Seeing the Unseen: What Recent Case Law means for Employers and Endometriosis
Endometriosis affects around one in ten women and people assigned female at birth, yet it continues to be one of the most misunderstood long‑term health conditions in UK workplaces. Its symptoms including chronic pelvic pain, fatigue, heavy bleeding and mobility difficulties, can have a significant effect on an individual’s ability to carry out their job. Despite this, many employees still find themselves facing stigma, disbelief or intrusive questioning when trying to explain how their condition affects them.
In recent years, the legal landscape has shifted decisively. Although endometriosis is not automatically classified as a disability, case law confirms that it can amount to one where symptoms have a long‑term and substantial impact on day‑to‑day activities. A significant Employment Appeal Tribunal ruling in January 2026, Sanju Pal v Accenture (2026), illustrates this clearly. The EAT found that the original tribunal had failed to properly assess whether Ms Pal’s severe endometriosis met the Equality Act definition of disability. It had overlooked the real impact of her symptoms on her daily functioning and placed undue emphasis on credibility issues rather than the evidence she had provided about her condition. As a result, the decision was set aside and the case ordered to be reheard. The tribunal had also failed to consider whether the performance concerns raised by the employer were, in fact, consequences of her disability, and had incorrectly approached the question of what the employer knew or ought to have known about her condition. This ruling reinforces that employers must take a proactive approach when disability may be in play, asking the right questions, seeking appropriate medical advice and properly examining whether symptoms are affecting performance or attendance before taking any formal action.
The wider circumstances of the case provide a stark illustration of how easily employers can mishandle health‑related issues. After surgery for severe endometriosis, Ms Pal returned to work while still experiencing significant pain, fatigue and bleeding. She kept HR informed, yet her employer continued to assess her strictly against a promotion‑based performance model without considering the impact of her health. This approach ultimately led to her dismissal. The EAT recognised that the tribunal had failed to explore whether reasonable adjustments could or should have been made and did not assess the condition’s disabling effects with the required level of care. For employers, the message is clear: when an employee’s performance changes, or when attendance becomes inconsistent due to a long‑term health condition, capability or disciplinary action should never be the starting point. Instead, employers must consider the medical context, seek occupational health input and assess whether the Equality Act duties are triggered.
Other recent cases reinforce how critical it is to handle adjustments properly. In Ms PP v Spericle Ltd (2024), an employer that had previously agreed to home‑working for an employee with debilitating endometriosis abruptly withdrew the arrangement and even deleted records of it. The tribunal found that the employer’s actions left the employee with no choice but to resign, and it awarded compensation for unfair dismissal. This demonstrates that once adjustments are put in place, employers cannot arbitrarily change or remove them without sound justification. Similarly, in Lacatus v Barclays (2024), a claimant with chronic endometriosis symptoms and associated mental health difficulties succeeded in her claim because her employer failed to ensure she did not work beyond her contracted hours. Excessive workload aggravated her symptoms, and the tribunal found both a failure to make reasonable adjustments and a workplace culture in which inappropriate language towards female staff had contributed to the discriminatory environment. These cases highlight that adjustments to hours, workload and work patterns are not optional extras; they are legal obligations where disability is established or reasonably suspected.
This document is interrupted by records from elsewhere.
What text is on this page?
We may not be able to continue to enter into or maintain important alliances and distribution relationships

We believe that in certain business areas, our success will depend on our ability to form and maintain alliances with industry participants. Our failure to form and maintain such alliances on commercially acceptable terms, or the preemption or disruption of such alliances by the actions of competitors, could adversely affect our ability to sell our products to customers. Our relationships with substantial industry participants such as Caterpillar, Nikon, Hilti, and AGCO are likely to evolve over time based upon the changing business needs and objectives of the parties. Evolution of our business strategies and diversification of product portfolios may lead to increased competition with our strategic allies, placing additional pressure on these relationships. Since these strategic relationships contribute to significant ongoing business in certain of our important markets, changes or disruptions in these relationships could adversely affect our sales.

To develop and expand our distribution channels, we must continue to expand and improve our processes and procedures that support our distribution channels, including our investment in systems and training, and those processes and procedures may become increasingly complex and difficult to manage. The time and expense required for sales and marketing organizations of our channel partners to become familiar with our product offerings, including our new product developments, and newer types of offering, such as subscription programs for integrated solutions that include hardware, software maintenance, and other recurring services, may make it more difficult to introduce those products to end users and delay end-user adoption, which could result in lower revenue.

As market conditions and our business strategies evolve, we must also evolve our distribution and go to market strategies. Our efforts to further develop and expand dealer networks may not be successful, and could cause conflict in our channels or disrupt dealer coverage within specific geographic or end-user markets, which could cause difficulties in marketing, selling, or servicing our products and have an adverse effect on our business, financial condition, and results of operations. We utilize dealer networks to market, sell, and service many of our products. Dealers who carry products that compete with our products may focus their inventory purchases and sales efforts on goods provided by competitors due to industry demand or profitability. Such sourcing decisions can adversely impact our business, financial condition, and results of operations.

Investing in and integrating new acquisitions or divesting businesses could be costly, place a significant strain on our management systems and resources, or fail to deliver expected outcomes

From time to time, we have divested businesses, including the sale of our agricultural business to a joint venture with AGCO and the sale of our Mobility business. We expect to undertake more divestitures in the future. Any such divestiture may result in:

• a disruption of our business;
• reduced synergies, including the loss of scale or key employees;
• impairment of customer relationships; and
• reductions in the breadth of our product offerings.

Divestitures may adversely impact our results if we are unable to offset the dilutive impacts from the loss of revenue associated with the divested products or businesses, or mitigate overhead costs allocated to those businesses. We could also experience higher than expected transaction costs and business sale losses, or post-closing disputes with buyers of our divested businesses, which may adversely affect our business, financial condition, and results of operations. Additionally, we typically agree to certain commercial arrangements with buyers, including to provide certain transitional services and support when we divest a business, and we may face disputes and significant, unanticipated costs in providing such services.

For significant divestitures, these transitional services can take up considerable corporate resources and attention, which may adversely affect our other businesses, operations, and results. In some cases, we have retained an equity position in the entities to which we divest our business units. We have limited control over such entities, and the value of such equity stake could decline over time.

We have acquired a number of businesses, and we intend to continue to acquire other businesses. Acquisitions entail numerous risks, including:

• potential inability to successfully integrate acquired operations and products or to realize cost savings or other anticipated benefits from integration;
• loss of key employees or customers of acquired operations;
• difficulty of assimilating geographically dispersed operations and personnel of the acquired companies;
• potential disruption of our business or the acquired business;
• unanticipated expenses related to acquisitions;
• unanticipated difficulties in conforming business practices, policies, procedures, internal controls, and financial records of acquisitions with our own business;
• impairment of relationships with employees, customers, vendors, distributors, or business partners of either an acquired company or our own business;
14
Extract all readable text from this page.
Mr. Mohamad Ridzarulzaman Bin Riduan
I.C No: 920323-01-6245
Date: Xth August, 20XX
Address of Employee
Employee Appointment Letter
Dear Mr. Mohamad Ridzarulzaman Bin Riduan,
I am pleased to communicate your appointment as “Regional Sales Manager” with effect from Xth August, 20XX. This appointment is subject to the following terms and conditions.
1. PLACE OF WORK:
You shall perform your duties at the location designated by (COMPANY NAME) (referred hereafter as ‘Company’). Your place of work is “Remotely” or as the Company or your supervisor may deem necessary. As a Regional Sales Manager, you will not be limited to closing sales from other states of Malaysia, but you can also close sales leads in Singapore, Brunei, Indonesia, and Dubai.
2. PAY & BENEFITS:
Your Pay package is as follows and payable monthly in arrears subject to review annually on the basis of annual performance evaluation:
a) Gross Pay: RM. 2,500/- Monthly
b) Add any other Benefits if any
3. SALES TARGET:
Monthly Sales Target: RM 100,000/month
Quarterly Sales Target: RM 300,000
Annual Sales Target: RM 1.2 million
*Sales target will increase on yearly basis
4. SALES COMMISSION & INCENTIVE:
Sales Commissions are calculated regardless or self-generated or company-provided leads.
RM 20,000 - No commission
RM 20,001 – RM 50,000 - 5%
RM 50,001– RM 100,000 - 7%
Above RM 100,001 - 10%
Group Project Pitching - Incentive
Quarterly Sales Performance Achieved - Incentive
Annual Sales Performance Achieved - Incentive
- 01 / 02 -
When viewed together, these cases send a consistent message: endometriosis can, and often does, meet the legal threshold for disability, and employers must act accordingly. Ignoring or minimising symptoms does not protect an organisation, tribunals increasingly find that awareness of an employee’s difficulties creates implied knowledge of disability. Reasonable adjustments such as hybrid working, flexible schedules, modified duties or time off for appointments should be implemented promptly and with genuine engagement. Withdrawing adjustments once they are in place is particularly risky and may amount to unlawful discrimination or unfair dismissal. At the same time, workplace culture remains an important factor. A dismissive or trivialising attitude toward menstrual or reproductive health issues can fuel discrimination claims and undermine an employer’s legal position.
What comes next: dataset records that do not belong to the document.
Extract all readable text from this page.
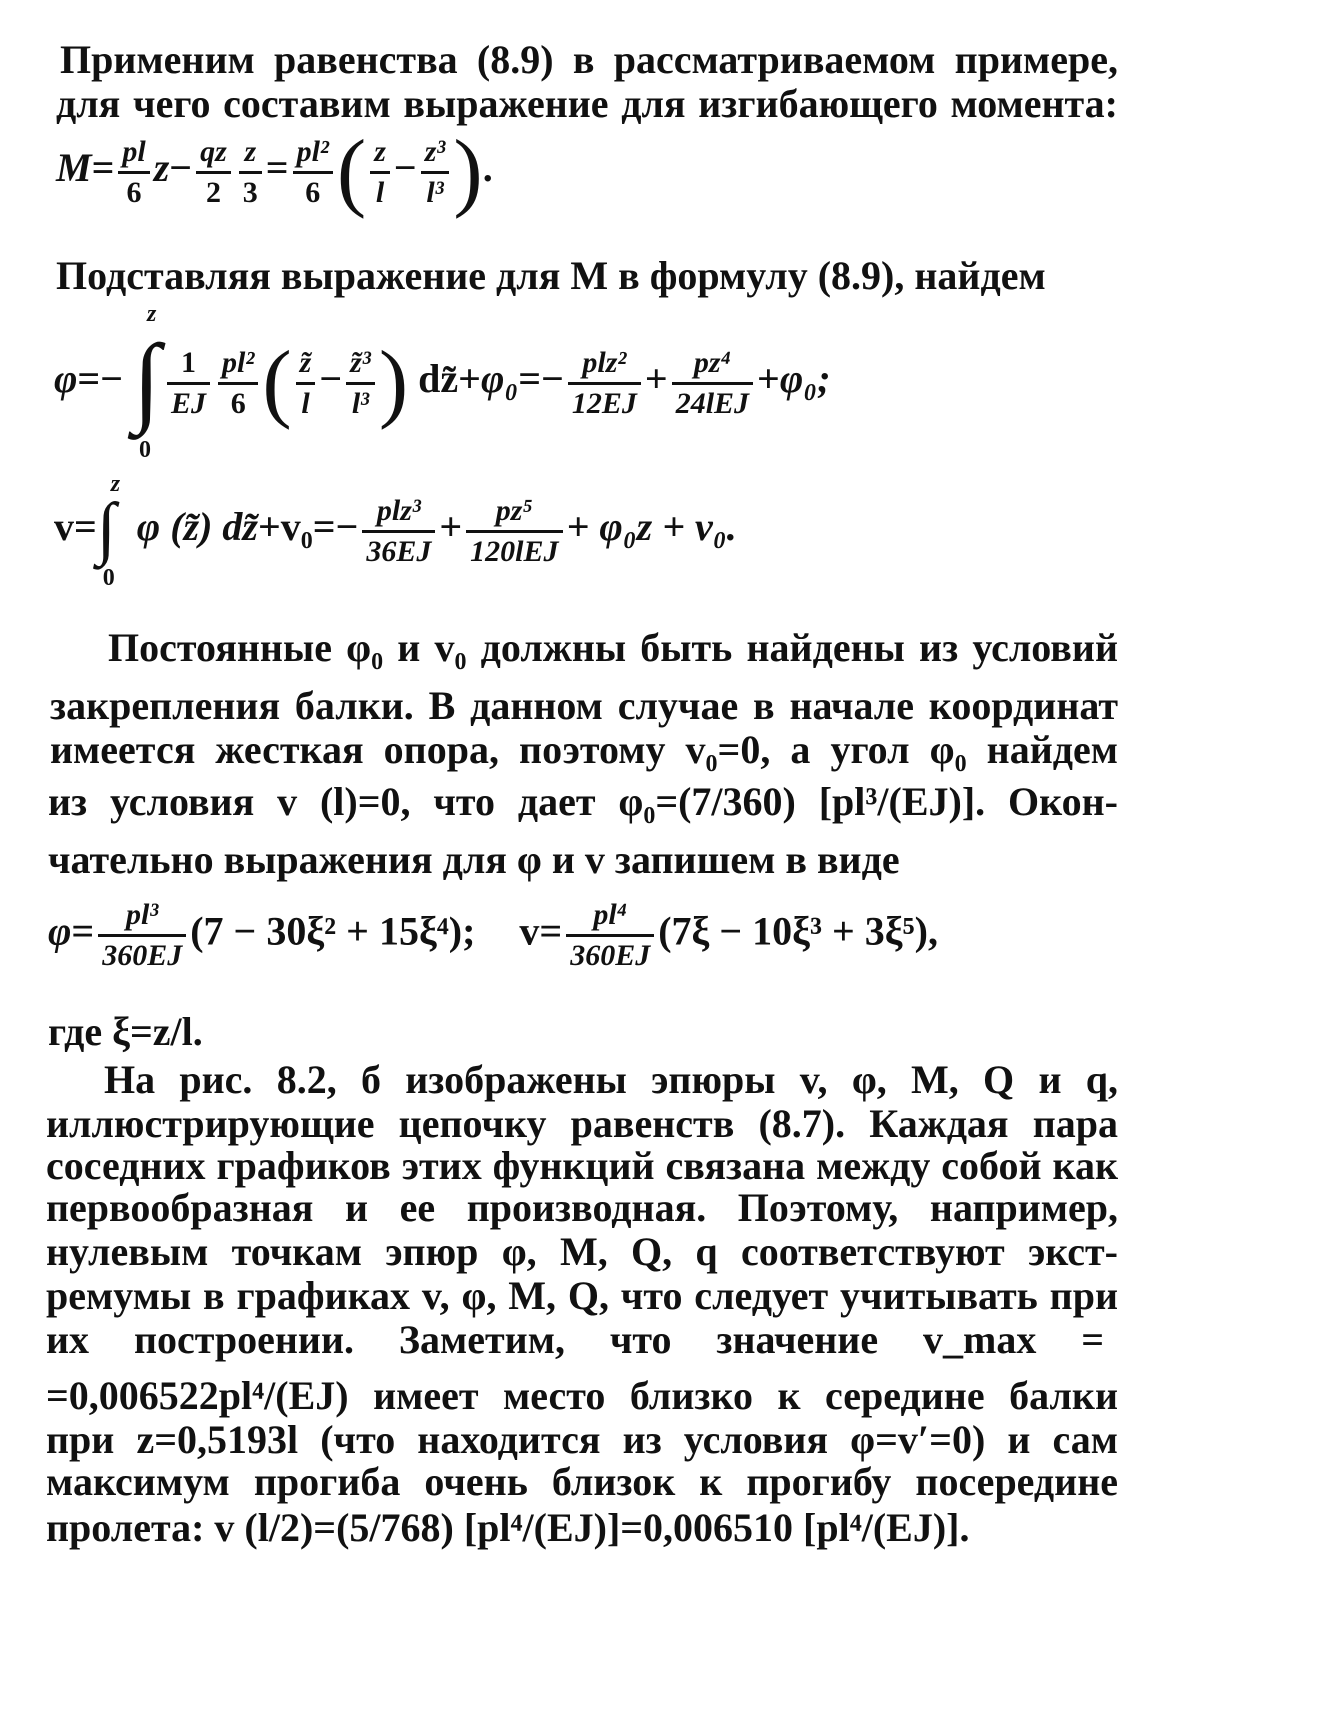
Применим равенства (8.9) в рассматриваемом примере,
для чего составим выражение для изгибающего момента:
$M= \frac{pl}{6} z- \frac{qz}{2} \frac{z}{3} = \frac{\text{pl²}}{6}$ ( $\frac{z}{l} - \frac{\text{z³}}{\text{l³}}$ ).
Подставляя выражение для M в формулу (8.9), найдем
φ=− ∫
z
0
$\frac{1}{EJ} \frac{\text{pl²}}{6}$ ( $\frac{z̃}{l} - \frac{\text{z̃³}}{\text{l³}}$ ) dz̃+φ₀=− $\frac{\text{plz²}}{12EJ} + \frac{\text{pz⁴}}{\text{24lEJ}} +\varphi_0$;
v= ∫
z
0
φ (z̃) dz̃+v₀=− $\frac{\text{plz³}}{36EJ} + \frac{\text{pz⁵}}{\text{120lEJ}} + \varphi_0z + v_0$.
Постоянные φ₀ и v₀ должны быть найдены из условий
закрепления балки. В данном случае в начале координат
имеется жесткая опора, поэтому v₀=0, а угол φ₀ найдем
из условия v (l)=0, что дает φ₀=(7/360) [pl³/(EJ)]. Окон-
чательно выражения для φ и v запишем в виде
$\varphi= \frac{\text{pl³}}{360EJ} (7 - 30\xi^2 + 15\xi^4)$; $v= \frac{\text{pl⁴}}{360EJ} (7\xi - 10\xi^3 + 3\xi^5)$,
где ξ=z/l.
На рис. 8.2, б изображены эпюры v, φ, M, Q и q,
иллюстрирующие цепочку равенств (8.7). Каждая пара
соседних графиков этих функций связана между собой как
первообразная и ее производная. Поэтому, например,
нулевым точкам эпюр φ, M, Q, q соответствуют экст-
ремумы в графиках v, φ, M, Q, что следует учитывать при
их построении. Заметим, что значение v_max =
=0,006522pl⁴/(EJ) имеет место близко к середине балки
при z=0,5193l (что находится из условия φ=v′=0) и сам
максимум прогиба очень близок к прогибу посередине
пролета: v (l/2)=(5/768) [pl⁴/(EJ)]=0,006510 [pl⁴/(EJ)].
This year’s campaign “Go Yellow” encourages organisations to raise visibility and understanding of endometriosis, but the law now requires employers to go further. They must ensure managers are trained to recognise and respond appropriately to signs of chronic health conditions, review and update relevant policies, and document the steps they take to support affected employees. Above all, employers need to work collaboratively with individuals to understand their specific needs and identify meaningful, sustainable adjustments. In 2026, it is no longer acceptable, legally or culturally, to overlook or downplay the impact of endometriosis at work. Supporting employees properly is not only a matter of compliance; it is an investment in wellbeing, retention and an inclusive workplace where people can perform at their best.